The cinema listings revealed that I was a good forty-five minutes too early for Reserwat (Pod Baranami show Polish films with English subtitles: I recommend), so I slipped into Tribeca downstairs for coffee and to drool over my language-geek candy. Yeah ok, to use the loo.

Tribeca is a special place. Situated on the Rynek Głowny, the main square, it was Kraków's first shot at a Starbucks-style coffee bar. Unfortunately -I believe I've mentioned before that customer service is on its way to Poland via the scenic route- they haven't quite got the same split-second snap timing going behind the bar. The result is that you order, pay, and then sit and wait for half an hour until the girl at the end of the counter shouts MAłA CZARNA I CAPPUCCINO PROSZE BARDZO.
And then you can go and collect it.

Coming out of the panie/panowie my way was blocked by at least fifteen Italians who had just ordered espresso all round. I elbowed my way through and took up a vantage point in a bay window, right by the business end of the counter.
Sure enough, after about ten minutes, fifteen tiny saucers appeared on the end of the bar. They were joined by fifteen tiny cups, fifteen tiny spoons and fifteen little glasses of water.
The Italians swarmed in on them.
And here's the thing: Italians don't sit down to drink espresso. They slouch about, they lean on the bar, they gossip, they compare the coffee with the stuff back home and they generally mill about. Then they down the shots of coffee and put the cups back on the bar straight away.
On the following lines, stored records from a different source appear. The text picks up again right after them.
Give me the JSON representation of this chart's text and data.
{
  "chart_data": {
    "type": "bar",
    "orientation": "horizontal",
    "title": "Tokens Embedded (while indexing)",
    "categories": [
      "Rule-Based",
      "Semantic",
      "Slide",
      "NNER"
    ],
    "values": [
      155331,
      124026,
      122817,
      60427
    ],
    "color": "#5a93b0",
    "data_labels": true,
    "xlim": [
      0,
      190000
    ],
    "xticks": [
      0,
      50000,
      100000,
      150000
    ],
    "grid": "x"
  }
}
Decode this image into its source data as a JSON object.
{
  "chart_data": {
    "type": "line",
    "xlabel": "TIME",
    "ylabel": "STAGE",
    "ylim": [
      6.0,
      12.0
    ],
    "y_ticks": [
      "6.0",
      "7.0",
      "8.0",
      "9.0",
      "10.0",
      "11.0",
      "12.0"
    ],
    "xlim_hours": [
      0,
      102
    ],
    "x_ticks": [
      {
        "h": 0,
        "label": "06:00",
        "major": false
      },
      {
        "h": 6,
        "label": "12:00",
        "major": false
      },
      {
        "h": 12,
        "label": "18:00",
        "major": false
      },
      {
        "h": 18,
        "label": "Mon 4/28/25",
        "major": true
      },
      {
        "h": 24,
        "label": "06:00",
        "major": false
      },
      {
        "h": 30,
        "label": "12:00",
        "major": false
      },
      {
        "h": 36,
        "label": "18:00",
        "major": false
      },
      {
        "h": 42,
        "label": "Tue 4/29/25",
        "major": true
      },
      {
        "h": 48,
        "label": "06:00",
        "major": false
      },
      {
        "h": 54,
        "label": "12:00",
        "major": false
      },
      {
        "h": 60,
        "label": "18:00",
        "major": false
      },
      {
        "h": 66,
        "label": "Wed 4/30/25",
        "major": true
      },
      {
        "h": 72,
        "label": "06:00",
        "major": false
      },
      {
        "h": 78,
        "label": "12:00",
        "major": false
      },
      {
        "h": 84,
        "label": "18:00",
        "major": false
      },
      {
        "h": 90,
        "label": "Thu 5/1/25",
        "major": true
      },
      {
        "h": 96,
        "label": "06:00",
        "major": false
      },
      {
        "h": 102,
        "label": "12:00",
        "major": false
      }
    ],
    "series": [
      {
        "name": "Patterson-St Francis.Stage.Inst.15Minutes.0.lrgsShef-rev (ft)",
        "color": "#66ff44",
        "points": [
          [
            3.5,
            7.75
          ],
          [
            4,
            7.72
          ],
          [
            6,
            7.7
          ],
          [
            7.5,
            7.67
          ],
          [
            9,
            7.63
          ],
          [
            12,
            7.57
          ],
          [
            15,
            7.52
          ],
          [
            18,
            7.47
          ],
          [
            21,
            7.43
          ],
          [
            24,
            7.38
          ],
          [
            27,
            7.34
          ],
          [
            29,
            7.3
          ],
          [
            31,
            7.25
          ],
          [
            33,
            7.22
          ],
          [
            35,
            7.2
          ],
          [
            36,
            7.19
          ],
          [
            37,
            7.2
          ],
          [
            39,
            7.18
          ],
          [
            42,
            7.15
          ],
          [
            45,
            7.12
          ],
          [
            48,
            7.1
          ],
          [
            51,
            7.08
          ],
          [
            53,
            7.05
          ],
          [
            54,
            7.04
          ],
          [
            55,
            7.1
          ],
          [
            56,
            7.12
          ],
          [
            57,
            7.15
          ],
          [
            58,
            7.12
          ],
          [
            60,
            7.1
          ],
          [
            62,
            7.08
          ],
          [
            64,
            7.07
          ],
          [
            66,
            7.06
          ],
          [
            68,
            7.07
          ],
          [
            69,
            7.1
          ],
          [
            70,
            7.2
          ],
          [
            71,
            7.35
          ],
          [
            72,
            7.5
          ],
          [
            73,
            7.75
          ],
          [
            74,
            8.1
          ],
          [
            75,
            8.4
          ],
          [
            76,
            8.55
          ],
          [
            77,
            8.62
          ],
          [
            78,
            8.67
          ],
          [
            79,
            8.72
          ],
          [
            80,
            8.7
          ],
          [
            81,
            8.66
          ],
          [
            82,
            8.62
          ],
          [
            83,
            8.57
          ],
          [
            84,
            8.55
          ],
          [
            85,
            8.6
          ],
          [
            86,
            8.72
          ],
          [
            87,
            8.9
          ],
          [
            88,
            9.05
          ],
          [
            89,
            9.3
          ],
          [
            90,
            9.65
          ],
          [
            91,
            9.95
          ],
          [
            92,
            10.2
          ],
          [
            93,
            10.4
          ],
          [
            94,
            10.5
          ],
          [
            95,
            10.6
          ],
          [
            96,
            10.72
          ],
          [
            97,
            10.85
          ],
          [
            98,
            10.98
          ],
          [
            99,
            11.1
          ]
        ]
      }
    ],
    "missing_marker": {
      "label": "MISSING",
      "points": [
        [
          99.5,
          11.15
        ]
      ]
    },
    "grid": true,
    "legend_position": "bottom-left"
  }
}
This confused the poor baristas completely.

I sat back and enjoyed the mayhem, and was pretty disappointed when my cappuccino appeared and I had to go and find somewhere to sit and drink the thing.

*Yes, I did, it's about the history and phonology of English borrowings in other European languages. Seriously sexy.
**Ok, I didn't, cos I'm too polite (see previous post) but I was thinking it.


batorego said...

I know a guy who works ticket collecting at Pod Baranami – mention my name in the right place and you're in for free. God I'm cool.

pinolona said...

Do you by any chance know anyone who works at the Amadeus Hotel? Or the Cafe Europejski? Or... for example... any given Aston Martin showroom??